Önce çok kızarken, şimdi acıdı ona.
Şefkatli bir sesle;
- Asıl sen hakkını helal et efendi, ben hep edepsizlik yaptım, seni çok üzdüm, dedi.

Sarılıp ağlaştılar.
Aralarındaki kırgınlık gitmiş, yerine sevgi muhabbet gelmişti.

Genç adam sonra kavgalı olduğu kayınpederlerine gitti.

Ellerini öptü ve;
- Anneciğim, babacığım, ben size iyi evlatlık yapamadım, hizmet edemedim, ne olur beni affedin, hakkınızı helal edin, dedi.

Onlar da şaşırdılar ve;
- Yavrum, asıl sen hakkını helal et. Biz büyüklük yapamadık, sizi hoş göremedik, hatta sizin aranızı çok zaman biz bozduk. Sen bizi affet, hakkını helal et, dediler.

Ve birlikte ağlaştılar.

Gencin hanımı da, kavgalı olduğu kayın peder ve kayın validesine gitti.

O da onlardan özür dileyip;
- Anneciğim, babacığım, ben size iyi gelinlik yapamadım, çok edepsizlik ettim, sizi çok üzdüm deyip, helallık istedi.

Onlar da mahcup olup;
- Asıl sen bizi affet kızım, hakkını helal et, biz büyüklük yapamadık, sizi çok üzdük dediler.

Ve sarılıp ağlaştılar.
Her gün kavga gürültü ve münakaşa olan evde, şimdi bu iki genç Cennet hayatı yaşıyorlardı.

Karı koca birbirlerine hizmet ediyor, sevgi saygı gösteriyordu.
Huzura kavuşmuşlardı.

Ama genç adam, bütün bunları bir ay sonra öleceği için yapmıştı.
Bir ayın dolması için gün sayıyordu.

Bir ayın dolması yaklaştıkça, iyiliği daha artıyor,
geceleri kalkıp ibadet ediyordu.

Bunun iyiliği artınca, hanımının ve ailelerin de iyilikleri artıyordu.
Derken bir ay doldu.

Bugün öleceğim, yarın öleceğim derken, ölmedi.

Kendi kendine;
"Kesin bir ay demedi, bir ay kadar dedi, belki birkaç gün daha vardır" diye düşünüp, birkaç gün daha bekledi.

Yine ölmeyince, o veli zata gitti.

Huzuruna girince;
- Efendim ben ölmedim, dedi.

Büyük Veli unutmuştu bile bu meseleyi.
- Ne ölmesi evladım, buyurdu.

- Efendim, bir ay önce size geldiğimde, bana, "Bir ay kadar ömrün kaldı" demiştiniz, bir ay doldu, ama ben ölmedim.

Büyük zat, gence;
- Evladım, ben senin ne zaman öleceğini bilemem, ama şunu iyi biliyorum ki, ölüm muhakkak var ve sen bir gün elbette öleceksin. Mutlaka ölecek olan kimse, kavga niza ile hayatını zehir etmez, buyurdu.

Ve sordu ona:
- Şu andaki hayatından memnun musun evladım?
- Evet efendim, çok memnunun, hiç tartışmamız olmuyor artık.
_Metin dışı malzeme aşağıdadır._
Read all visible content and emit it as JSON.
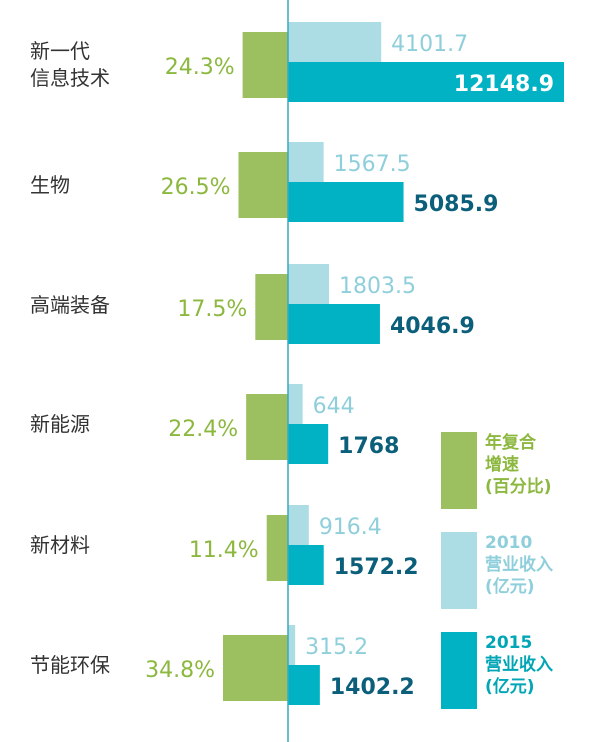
{
  "chart_data": {
    "type": "bar",
    "categories": [
      "新一代\n信息技术",
      "生物",
      "高端装备",
      "新能源",
      "新材料",
      "节能环保"
    ],
    "series": [
      {
        "name": "年复合\n增速\n(百分比)",
        "values": [
          24.3,
          26.5,
          17.5,
          22.4,
          11.4,
          34.8
        ],
        "labels": [
          "24.3%",
          "26.5%",
          "17.5%",
          "22.4%",
          "11.4%",
          "34.8%"
        ]
      },
      {
        "name": "2010\n营业收入\n(亿元)",
        "values": [
          4101.7,
          1567.5,
          1803.5,
          644,
          916.4,
          315.2
        ],
        "labels": [
          "4101.7",
          "1567.5",
          "1803.5",
          "644",
          "916.4",
          "315.2"
        ]
      },
      {
        "name": "2015\n营业收入\n(亿元)",
        "values": [
          12148.9,
          5085.9,
          4046.9,
          1768,
          1572.2,
          1402.2
        ],
        "labels": [
          "12148.9",
          "5085.9",
          "4046.9",
          "1768",
          "1572.2",
          "1402.2"
        ]
      }
    ],
    "colors": {
      "growth": "#9cbf5f",
      "growth_text": "#8cb83f",
      "y2010": "#acdce4",
      "y2010_text": "#8fcfdb",
      "y2015": "#00b2c3",
      "axis": "#3aa9c0"
    }
  }
}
- Çok iyi, böyle devam edin, buyurdu.

Velhasıl o büyük zatın bir sözü ile bir yuva yıkılmaktan kurtulmuş ve o iki genç huzura kavuşmuşlardı.

İki de çocukları oldu.
Gül gibi geçiniyorlardı artık.

Bu hadiseyi anlattıktan sonra;
- Bütün mesele ölümü unutmamaktır, buyurdu. Ölümü unutunca neler oluyor, unutmayınca ne oluyor, bu hadise buna açık bir örnektir işte.